«[...] Nas versões em inglês e em francês da mesma directiva, bem como na imprensa anglófona e francófona, o “denunciante” é identificado pelos termos whistleblower e lanceur d’alerte [...].»
O provedor impôs a si mesmo a regra de responder tão depressa quanto possível ao correio que recebe. No entanto, há dois leitores que aguardam há meses por uma resposta a questões que me colocaram. Este atraso deve-se apenas ao facto de não ter conseguido obter, até agora, uma explicação dos autores ou editores das notícias questionadas pelos leitores e de o provedor dever ouvir os jornalistas antes de tomar uma posição.
O leitor Manuel Rodrigues escreve a propósito de um artigo assinado pelo Público, na edição de 25 de Janeiro de 2022, sobre a possível extradição de Julian Assange para os Estados Unidos:
«O segundo período começa assim: "A defesa do denunciante quer recorrer…". Como se sabe, pelo menos no nosso país, a palavra denunciante tem uma significativa carga pejorativa.

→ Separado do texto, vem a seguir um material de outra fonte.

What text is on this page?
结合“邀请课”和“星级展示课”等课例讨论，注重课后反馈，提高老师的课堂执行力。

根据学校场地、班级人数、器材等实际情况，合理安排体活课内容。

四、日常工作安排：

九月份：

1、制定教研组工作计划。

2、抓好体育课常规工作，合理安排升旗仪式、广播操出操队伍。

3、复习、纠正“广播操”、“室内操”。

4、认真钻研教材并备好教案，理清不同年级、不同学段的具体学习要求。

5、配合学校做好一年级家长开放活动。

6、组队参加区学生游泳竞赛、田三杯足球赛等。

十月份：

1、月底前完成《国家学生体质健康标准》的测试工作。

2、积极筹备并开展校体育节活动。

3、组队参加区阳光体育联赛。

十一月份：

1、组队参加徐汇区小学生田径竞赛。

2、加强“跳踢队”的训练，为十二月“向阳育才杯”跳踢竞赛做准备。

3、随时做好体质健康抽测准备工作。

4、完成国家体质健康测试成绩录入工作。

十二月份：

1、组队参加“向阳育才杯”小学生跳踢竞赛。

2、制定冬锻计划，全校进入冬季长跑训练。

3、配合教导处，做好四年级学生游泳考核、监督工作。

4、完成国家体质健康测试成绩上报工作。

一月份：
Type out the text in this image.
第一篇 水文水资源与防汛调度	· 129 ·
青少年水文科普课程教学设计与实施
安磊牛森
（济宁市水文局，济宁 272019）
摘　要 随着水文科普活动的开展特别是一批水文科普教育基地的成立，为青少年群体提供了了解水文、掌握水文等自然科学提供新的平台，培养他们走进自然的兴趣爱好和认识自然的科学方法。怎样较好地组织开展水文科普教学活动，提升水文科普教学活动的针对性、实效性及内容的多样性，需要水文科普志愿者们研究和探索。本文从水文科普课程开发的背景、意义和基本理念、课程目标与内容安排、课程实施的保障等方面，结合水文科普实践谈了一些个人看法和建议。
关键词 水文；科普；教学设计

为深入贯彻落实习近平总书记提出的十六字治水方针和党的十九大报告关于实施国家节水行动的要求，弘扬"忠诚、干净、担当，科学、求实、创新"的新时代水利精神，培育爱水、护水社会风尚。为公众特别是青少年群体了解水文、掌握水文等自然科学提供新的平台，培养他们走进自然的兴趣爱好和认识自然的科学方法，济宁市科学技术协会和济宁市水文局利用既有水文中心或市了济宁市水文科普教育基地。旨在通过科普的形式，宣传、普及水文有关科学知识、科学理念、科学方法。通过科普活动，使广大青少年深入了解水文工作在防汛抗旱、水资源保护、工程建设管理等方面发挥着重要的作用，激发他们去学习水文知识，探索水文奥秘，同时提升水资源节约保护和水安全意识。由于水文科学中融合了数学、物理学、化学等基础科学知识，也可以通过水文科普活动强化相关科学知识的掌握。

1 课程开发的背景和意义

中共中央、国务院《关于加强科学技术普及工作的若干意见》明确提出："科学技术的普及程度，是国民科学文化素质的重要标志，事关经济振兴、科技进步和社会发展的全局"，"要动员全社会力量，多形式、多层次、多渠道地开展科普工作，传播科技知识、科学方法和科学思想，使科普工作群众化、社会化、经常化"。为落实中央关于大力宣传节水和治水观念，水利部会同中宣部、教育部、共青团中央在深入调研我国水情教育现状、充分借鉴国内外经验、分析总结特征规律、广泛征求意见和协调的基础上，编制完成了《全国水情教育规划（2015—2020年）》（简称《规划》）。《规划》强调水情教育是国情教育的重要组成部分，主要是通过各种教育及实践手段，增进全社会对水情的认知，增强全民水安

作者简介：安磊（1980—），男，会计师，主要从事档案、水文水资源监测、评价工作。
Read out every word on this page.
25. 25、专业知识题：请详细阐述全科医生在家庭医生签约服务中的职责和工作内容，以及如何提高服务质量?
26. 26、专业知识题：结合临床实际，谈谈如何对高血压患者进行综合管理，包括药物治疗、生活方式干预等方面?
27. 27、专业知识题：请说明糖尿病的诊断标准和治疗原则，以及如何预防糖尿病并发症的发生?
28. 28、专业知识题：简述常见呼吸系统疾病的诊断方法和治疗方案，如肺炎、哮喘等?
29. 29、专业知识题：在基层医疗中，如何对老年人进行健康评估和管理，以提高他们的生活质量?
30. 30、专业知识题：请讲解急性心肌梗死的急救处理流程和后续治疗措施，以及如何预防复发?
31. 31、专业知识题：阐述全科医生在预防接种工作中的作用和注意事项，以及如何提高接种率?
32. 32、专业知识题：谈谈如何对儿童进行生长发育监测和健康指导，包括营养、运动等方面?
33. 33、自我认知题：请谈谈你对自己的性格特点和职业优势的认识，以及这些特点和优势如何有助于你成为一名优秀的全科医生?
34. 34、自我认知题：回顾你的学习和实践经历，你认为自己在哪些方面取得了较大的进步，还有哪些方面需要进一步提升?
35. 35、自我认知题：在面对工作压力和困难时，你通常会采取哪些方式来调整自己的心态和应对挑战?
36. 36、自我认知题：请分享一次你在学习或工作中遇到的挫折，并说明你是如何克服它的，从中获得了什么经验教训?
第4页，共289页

Ora, por aquilo que tenho lido, Julian Assange é jornalista e terá sido nessa qualidade que conseguiu aceder a determinadas informações que divulgou. O mesmo têm feito, honra lhes seja feita, vários jornalistas do Público, sobre assuntos cujo conhecimento tem sido importante para nós portugueses; e não estou sequer a imaginar que alguém veria com bons olhos que um qualquer outro órgão de informação se referisse a esses jornalistas como denunciantes. Tendo em conta os tempos que vivemos e a ‘via sacra’ de Julian Assange, isto não é, na minha opinião, um pormenor sem importância.»
Em bom rigor, Julian Assange pode ser identificado como denunciante. Remeto para a letra da Directiva 2019/1937 do Parlamento e do Conselho europeus:
«Ao denunciar violações do direito da União lesivas do interesse público, essas pessoas agem como denunciantes, desempenhando assim um papel essencial na descoberta e prevenção dessas violações, bem como na salvaguarda do bem-estar da sociedade.»
Todavia, nas versões em inglês e em francês da mesma directiva, bem como na imprensa anglófona e francófona, o “denunciante” é identificado pelos termos whistleblower e lanceur d’alerte, em vez de, respectivamente, denouncer e dénonciateur, porque também nesses países a palavra denunciante tem uma carga negativa. No caso português, o termo é ainda mais pejorativo na medida em que ele recorda os delatores da PIDE que tinham como razão de ser denunciar todos os que «diziam mal» do Estado Novo.
Passando por cima da letra da Directiva Europeia – que, em minha opinião, resulta de uma tradução infeliz – e ficando apenas pelo seu espírito, penso que seria mais adequado chamar a Julian Assange «vigilante social» ou «sentinela social», embora admita que tanto um como o outro termo possa não transmitir uma imagem fiel do que se pretende dizer. Talvez os leitores queiram ajudar… [...]»
N. E. – O anglicismo whistleblower, literalmente «soprador de apito», surgiu em inglês como metáfora, comparando quem denuncia fraudes e atos de corrupção ao árbitro de uma prova desportiva, que apita para assinalar e penalizar a violação das regras da competição. Em português, o termo encontra tradução em denunciante, informador e delator, conforme regista o dicionário inglês-português da Infopédia. Como o jornalista José Manuel Barata-Feyo refere (ver acima), é denunciante o termo vernáculo que ocorre na Diretiva 2019/1937 do Parlamento Europeu e Conselho da União Europeia. Também o revisor e tradutor Helder Guégués, no blogue Linguagista, considera que denunciante é a tradução correta de whistleblower. Contudo, denunciante veicula certa carga pejorativa, alusiva à pessoa que denuncia alguém com maus propósitos. Para evitar esta interpretação, não será descabido complementar o vocábulo, especificando-o e reorientando o seu significado positivamente, para propor a expressão «denunciante de irregularidades/ilegalidades», a par de outras soluções, como «vigilante social» ou «sentinela social», apresentadas por José Manuel Barata-Feyo (ver acima). Refira-se que, em páginas da Internet brasileiras, avulta a expressão «informante do bem» (ou «reportante do bem») como forma correspondente a whistlblower, mas que parece desconhecer-se em Portugal (agradece-se a chamada de atenção de Luciano Eduardo de Oliveira para este uso). Outras soluções são possíveis – cf. "Whistleblower, ou seja, 'autor de uma denúncia'" –, muitas assumindo a conotação negativa de «denunciar, por traição ou maldade». Em suma, em alternativa a whistleblower, o português dispõe das opções denunciante (Portugal) e «informante/reportante do bem», expressões já com algum uso mas ainda longe de satisfatórias dos pontos de vista semântico e referencial.
Artigo incluído no jornal Público em 23 de julho de 2022.